The FSQ assesses the level of strain experienced by the caregiver, focusing on the emotional and practical challenges of caregiving. The PDQ-8 is a shorter form of the PDQ-39, designed to measure the quality of life in individuals with PD, evaluating areas such as mobility, emotional well-being, and social support. 24 The SUS is a 10-item scale designed to assess the usability of a device. Each item is rated on a Likert scale from 1 (strongly disagree) to 5 (strongly agree), with positive and negative statements to minimize bias. The final score, which ranges from 0 to 100, indicates overall usability: scores above 80.3 indicate excellent usability, whereas scores between 68 and 80.3 indicate good usability with room for improvement. Finally, scores below 68 indicate significant usability problems. 25

In addition, the occurrence of any adverse events was monitored throughout the intervention period to evaluate the safety and feasibility of the treatment.

All study participants received cognitive rehabilitation three times a week for 8 weeks for a total of 24 sessions, with each session lasting approximately 45 min. The sessions were designed to target-specific cognitive domains, with the complexity of exercises progressively increasing based on individual performance. Progress was established by correct responses (i.e. achieving 9 out of 10 correct answers) and minimizing errors (less than one error per session). Both groups participated in the same number of neurorehabilitation sessions.

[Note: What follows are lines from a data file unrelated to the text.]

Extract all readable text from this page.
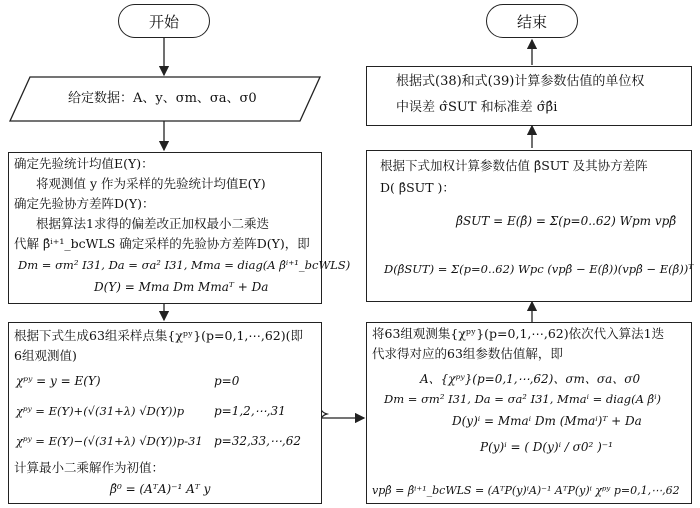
开始	结束
给定数据：A、y、σm、σa、σ0
确定先验统计均值E(Y)：
将观测值 y 作为采样的先验统计均值E(Y)
确定先验协方差阵D(Y)：
根据算法1求得的偏差改正加权最小二乘迭
代解 β̂ⁱ⁺¹_bcWLS 确定采样的先验协方差阵D(Y)，即
Dm = σm² I31, Da = σa² I31, Mma = diag(A β̂ⁱ⁺¹_bcWLS)
D(Y) = Mma Dm Mmaᵀ + Da
根据下式生成63组采样点集{χᵖʸ}(p=0,1,⋯,62)(即
6组观测值)
χᵖʸ = y = E(Y)	p=0
χᵖʸ = E(Y)+(√(31+λ) √D(Y))p p=1,2,⋯,31
χᵖʸ = E(Y)−(√(31+λ) √D(Y))p-31 p=32,33,⋯,62
计算最小二乘解作为初值：
β̂⁰ = (AᵀA)⁻¹ Aᵀ y
根据式(38)和式(39)计算参数估值的单位权
中误差 σ̂SUT 和标准差 σ̂β̂i
根据下式加权计算参数估值 β̂SUT 及其协方差阵
D( β̂SUT )：
β̂SUT = E(β̂) = Σ(p=0..62) Wpm vpβ̂
D(β̂SUT) = Σ(p=0..62) Wpc (vpβ̂ − E(β̂))(vpβ̂ − E(β̂))ᵀ
将63组观测集{χᵖʸ}(p=0,1,⋯,62)依次代入算法1迭
代求得对应的63组参数估值解，即
A、{χᵖʸ}(p=0,1,⋯,62)、σm、σa、σ0
Dm = σm² I31, Da = σa² I31, Mmaⁱ = diag(A β̂ⁱ)
D(y)ⁱ = Mmaⁱ Dm (Mmaⁱ)ᵀ + Da
P(y)ⁱ = ( D(y)ⁱ / σ0² )⁻¹
vpβ̂ = β̂ⁱ⁺¹_bcWLS = (AᵀP(y)ⁱA)⁻¹ AᵀP(y)ⁱ χᵖʸ p=0,1,⋯,62
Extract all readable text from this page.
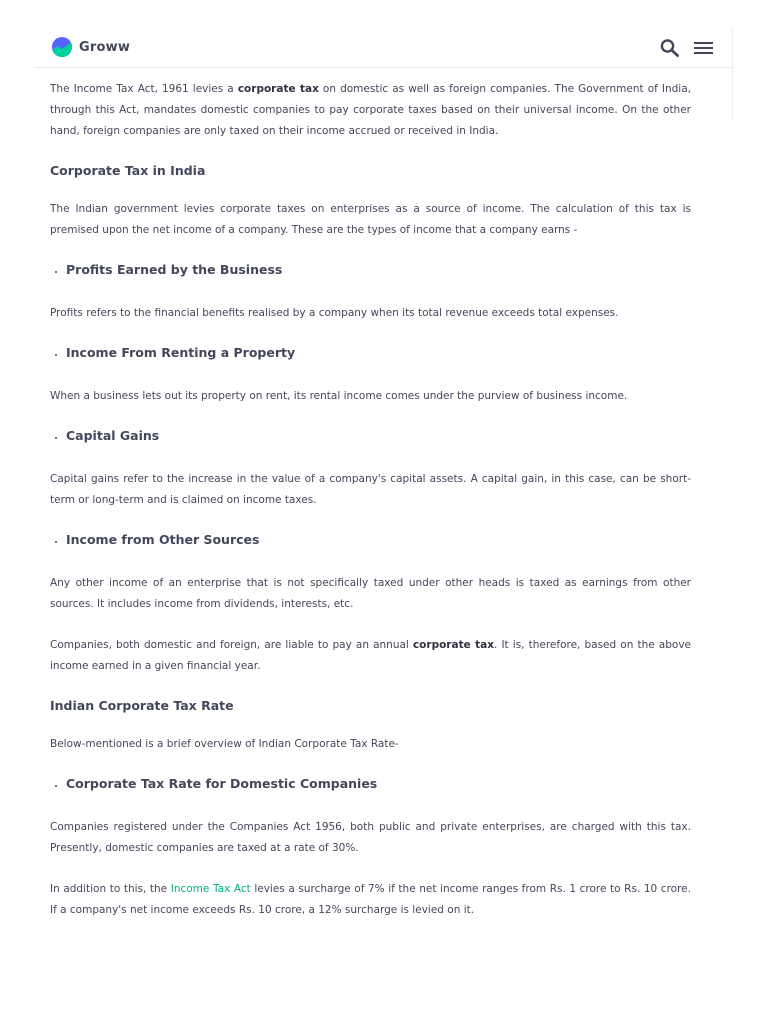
Groww

The Income Tax Act, 1961 levies a corporate tax on domestic as well as foreign companies. The Government of India, through this Act, mandates domestic companies to pay corporate taxes based on their universal income. On the other hand, foreign companies are only taxed on their income accrued or received in India.

Corporate Tax in India

The Indian government levies corporate taxes on enterprises as a source of income. The calculation of this tax is premised upon the net income of a company. These are the types of income that a company earns -

• Profits Earned by the Business

Profits refers to the financial benefits realised by a company when its total revenue exceeds total expenses.

• Income From Renting a Property

When a business lets out its property on rent, its rental income comes under the purview of business income.

• Capital Gains

Capital gains refer to the increase in the value of a company's capital assets. A capital gain, in this case, can be short-term or long-term and is claimed on income taxes.

• Income from Other Sources

Any other income of an enterprise that is not specifically taxed under other heads is taxed as earnings from other sources. It includes income from dividends, interests, etc.

Companies, both domestic and foreign, are liable to pay an annual corporate tax. It is, therefore, based on the above income earned in a given financial year.

Indian Corporate Tax Rate

Below-mentioned is a brief overview of Indian Corporate Tax Rate-

• Corporate Tax Rate for Domestic Companies

Companies registered under the Companies Act 1956, both public and private enterprises, are charged with this tax. Presently, domestic companies are taxed at a rate of 30%.

In addition to this, the Income Tax Act levies a surcharge of 7% if the net income ranges from Rs. 1 crore to Rs. 10 crore. If a company's net income exceeds Rs. 10 crore, a 12% surcharge is levied on it.
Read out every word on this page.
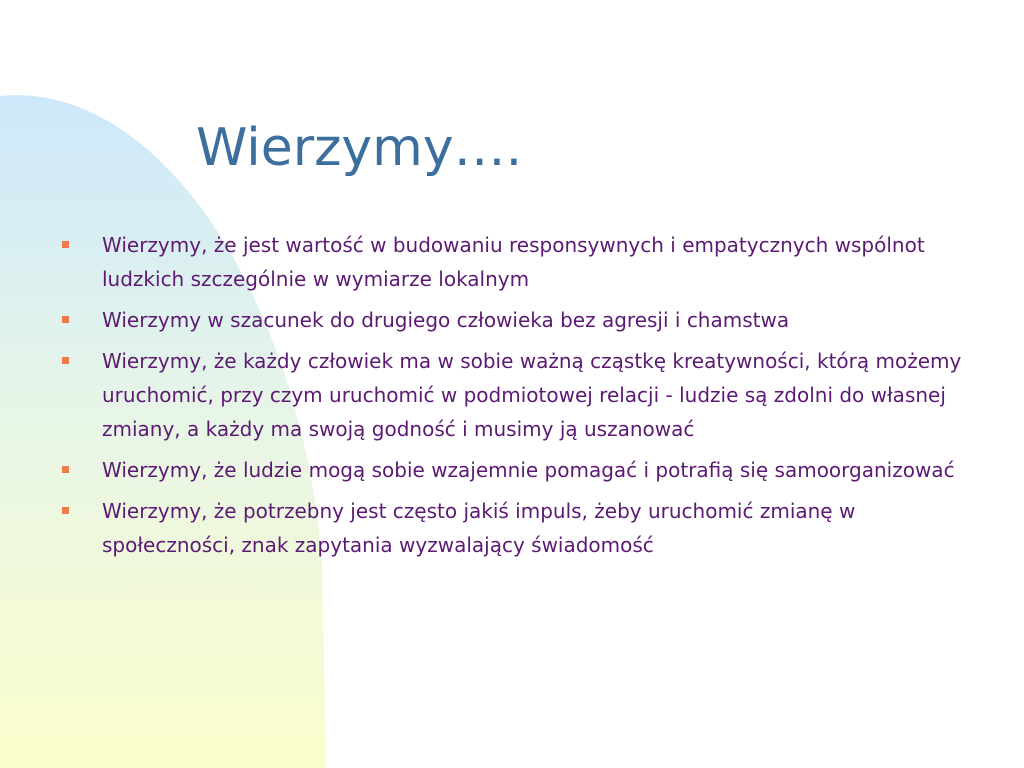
Wierzymy….
Wierzymy, że jest wartość w budowaniu responsywnych i empatycznych wspólnot ludzkich szczególnie w wymiarze lokalnym
Wierzymy w szacunek do drugiego człowieka bez agresji i chamstwa
Wierzymy, że każdy człowiek ma w sobie ważną cząstkę kreatywności, którą możemy uruchomić, przy czym uruchomić w podmiotowej relacji - ludzie są zdolni do własnej zmiany, a każdy ma swoją godność i musimy ją uszanować
Wierzymy, że ludzie mogą sobie wzajemnie pomagać i potrafią się samoorganizować
Wierzymy, że potrzebny jest często jakiś impuls, żeby uruchomić zmianę w społeczności, znak zapytania wyzwalający świadomość
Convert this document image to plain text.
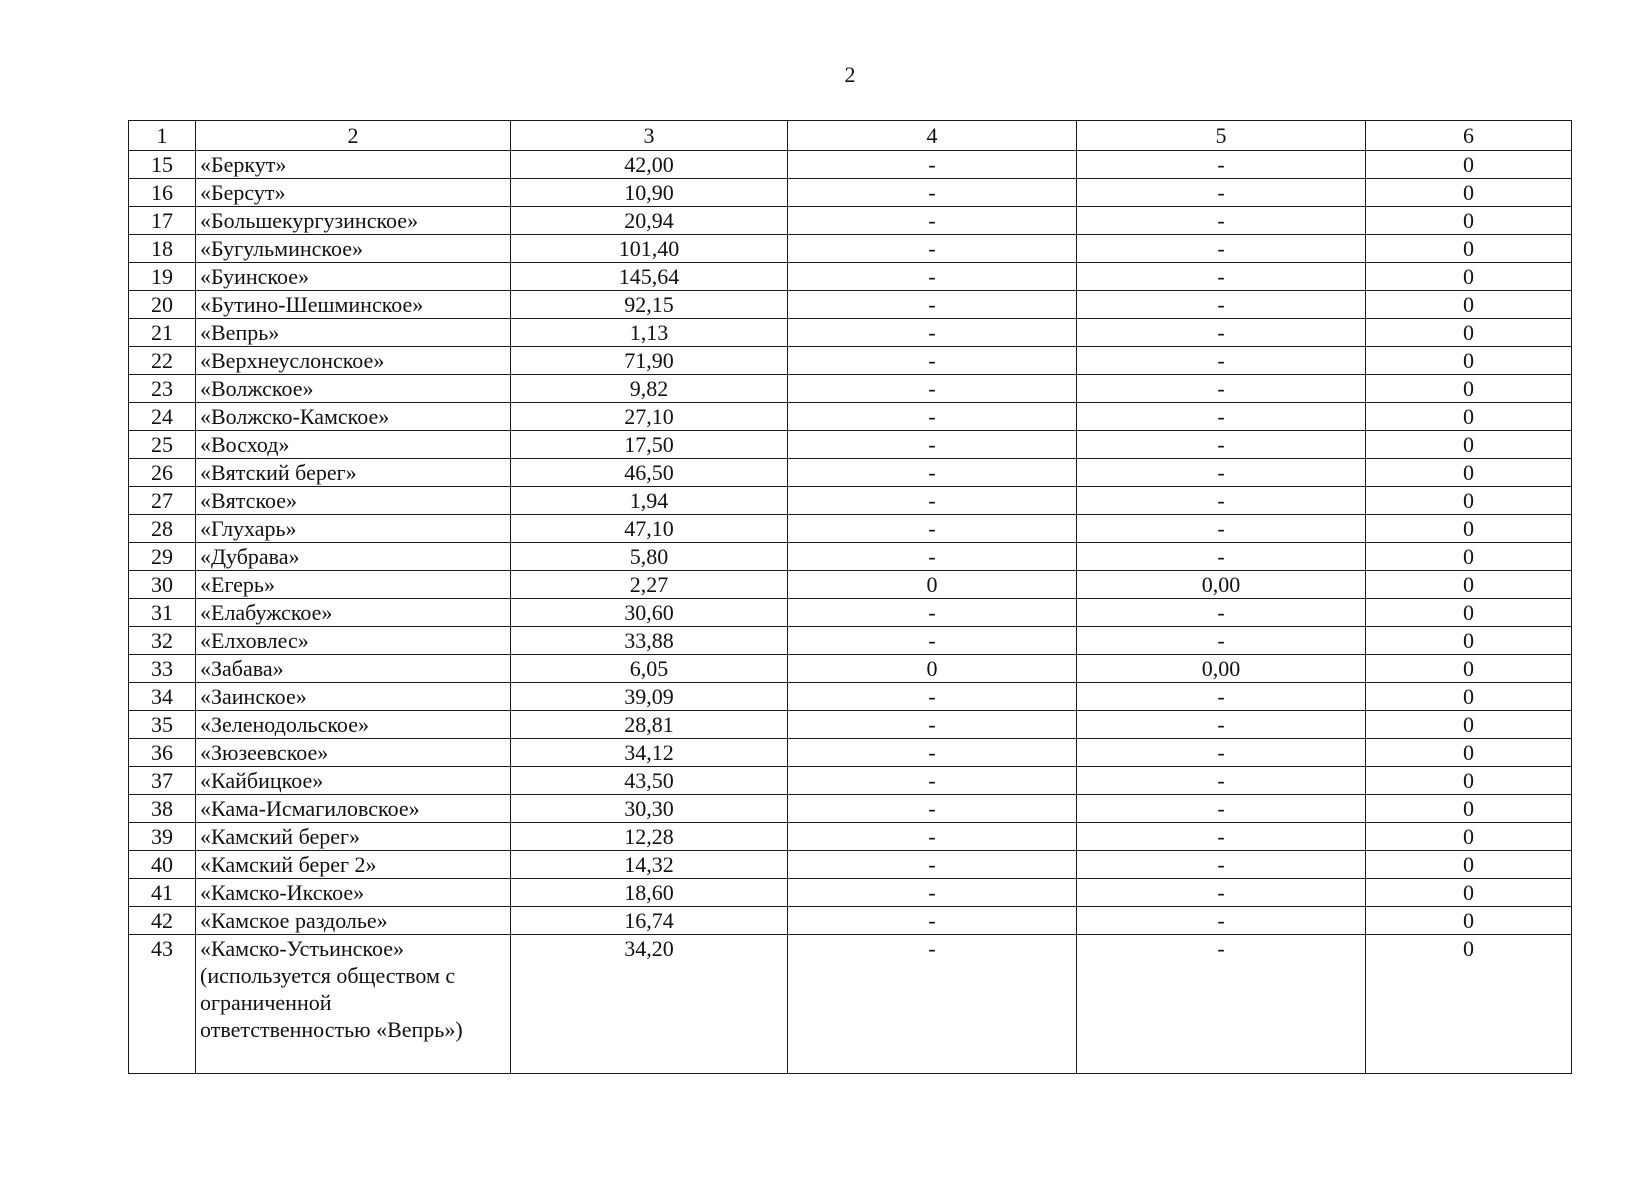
2
1	2	3	4	5	6
15	«Беркут»	42,00	-	-	0
16	«Берсут»	10,90	-	-	0
17	«Большекургузинское»	20,94	-	-	0
18	«Бугульминское»	101,40	-	-	0
19	«Буинское»	145,64	-	-	0
20	«Бутино-Шешминское»	92,15	-	-	0
21	«Вепрь»	1,13	-	-	0
22	«Верхнеуслонское»	71,90	-	-	0
23	«Волжское»	9,82	-	-	0
24	«Волжско-Камское»	27,10	-	-	0
25	«Восход»	17,50	-	-	0
26	«Вятский берег»	46,50	-	-	0
27	«Вятское»	1,94	-	-	0
28	«Глухарь»	47,10	-	-	0
29	«Дубрава»	5,80	-	-	0
30	«Егерь»	2,27	0	0,00	0
31	«Елабужское»	30,60	-	-	0
32	«Елховлес»	33,88	-	-	0
33	«Забава»	6,05	0	0,00	0
34	«Заинское»	39,09	-	-	0
35	«Зеленодольское»	28,81	-	-	0
36	«Зюзеевское»	34,12	-	-	0
37	«Кайбицкое»	43,50	-	-	0
38	«Кама-Исмагиловское»	30,30	-	-	0
39	«Камский берег»	12,28	-	-	0
40	«Камский берег 2»	14,32	-	-	0
41	«Камско-Икское»	18,60	-	-	0
42	«Камское раздолье»	16,74	-	-	0
43	«Камско-Устьинское» (используется обществом с ограниченной ответственностью «Вепрь»)	34,20	-	-	0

In Table 1, we summarized the key characteristics of the cognitive rehabilitation activities delivered to each group. Both interventions targeted similar cognitive domains, including attention, memory, and executive functions, but differed in the modality of delivery.

Table 1.

Summary of the cognitive rehabilitation activities administered in the control group and experimental group.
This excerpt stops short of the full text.